Un uomo di 60 anni originario di Foggia è morto dopo essere rimasto folgorato da un cavo elettrico all’interno di un campo di roulotte nella zona di Sant’Aquilina, a Rimini. La tragedia si è verificata poco dopo le 17, mentre il sessantenne si trovava nell’area come ospite di alcuni amici. Secondo le prime informazioni raccolte, le roulotte presenti nel campo erano autorizzate a occupare lo spazio. L’uomo avrebbe iniziato ad armeggiare con il cavo elettrico nel tentativo di risolvere una situazione di pericolo che aveva coinvolto il suo cane. L’intervento si è però trasformato in pochi istanti in un incidente mortale. La dinamica esatta deve ancora essere definita e sarà necessario attendere l’esito degli accertamenti tecnici avviati sul posto.

Il tentativo di liberare il cane rimasto impigliato

Da una prima ricostruzione dell’accaduto, il sessantenne foggiano avrebbe notato che il proprio cane era rimasto impigliato nel cavo elettrico. L’uomo avrebbe quindi cercato di liberare l’animale, entrando in contatto con il cavo o avvicinandosi alla zona interessata dal possibile passaggio di corrente. È proprio durante questo tentativo che sarebbe avvenuta la folgorazione. Le circostanze precise del contatto non sono state ancora chiarite e costituiscono uno degli aspetti sui quali si stanno concentrando i rilievi. Al momento, quella relativa al tentativo di soccorrere il cane rappresenta la ricostruzione iniziale dell’episodio. Gli accertamenti dovranno stabilire la posizione del cavo, le sue condizioni e l’eventuale presenza di anomalie nell’impianto elettrico utilizzato all’interno del campo.

Il terreno bagnato e l’ipotesi di una dispersione elettrica

Un elemento considerato particolarmente rilevante è rappresentato dalle condizioni del terreno. Nell’area si trovava infatti una piscina gonfiabile piena d’acqua e il suolo era molto bagnato. L’ipotesi ritenuta al momento più accreditata è che possa essersi verificata una dispersione elettrica.
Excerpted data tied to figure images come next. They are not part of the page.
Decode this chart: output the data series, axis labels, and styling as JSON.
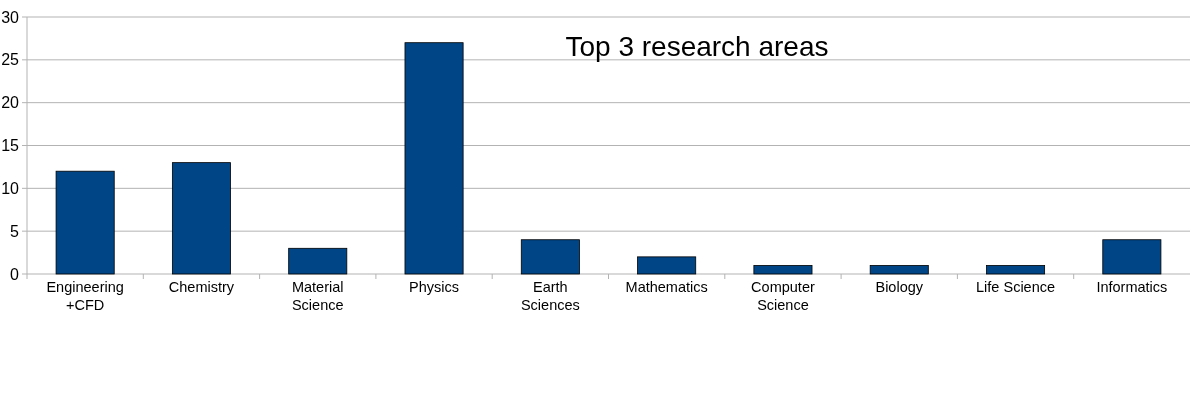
{
  "chart_data": {
    "type": "bar",
    "title": "Top 3 research areas",
    "categories": [
      "Engineering\n+CFD",
      "Chemistry",
      "Material\nScience",
      "Physics",
      "Earth\nSciences",
      "Mathematics",
      "Computer\nScience",
      "Biology",
      "Life Science",
      "Informatics"
    ],
    "values": [
      12,
      13,
      3,
      27,
      4,
      2,
      1,
      1,
      1,
      4
    ],
    "color": "#004586",
    "ylim": [
      0,
      30
    ],
    "yticks": [
      0,
      5,
      10,
      15,
      20,
      25,
      30
    ],
    "grid": "y"
  }
}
La presenza dell’acqua potrebbe aver favorito la propagazione della corrente, provocando la folgorazione dell’uomo mentre cercava di intervenire sul cavo nel quale era rimasto impigliato il cane. Si tratta, tuttavia, di un’ipotesi che dovrà essere confermata attraverso le verifiche tecniche. Gli investigatori e gli specialisti dovranno ricostruire il percorso della corrente e accertare se il cavo presentasse danneggiamenti o altre condizioni in grado di determinare una dispersione. Le condizioni del terreno e la vicinanza della piscina gonfiabile saranno quindi valutate insieme allo stato dell’impianto e dei collegamenti elettrici presenti nel campo di roulotte.

Inutili i soccorsi del personale sanitario

Dopo l’allarme, nella zona di Sant’Aquilina sono intervenuti i sanitari del 118. Nonostante l’arrivo dei soccorsi, per il sessantenne non è stato possibile evitare il decesso. Sul posto sono arrivati anche i vigili del fuoco, impegnati nelle attività necessarie a verificare la presenza di ulteriori situazioni di rischio legate all’elettricità e alle condizioni dell’area. Sono intervenuti inoltre i poliziotti della Questura di Rimini, che hanno avviato gli accertamenti per ricostruire nel dettaglio quanto accaduto poco dopo le 17 nel campo di roulotte. La presenza contemporanea dei soccorritori, dei vigili del fuoco e delle forze dell’ordine ha consentito di delimitare l’area e di iniziare le verifiche sulla possibile origine della scarica elettrica risultata fatale.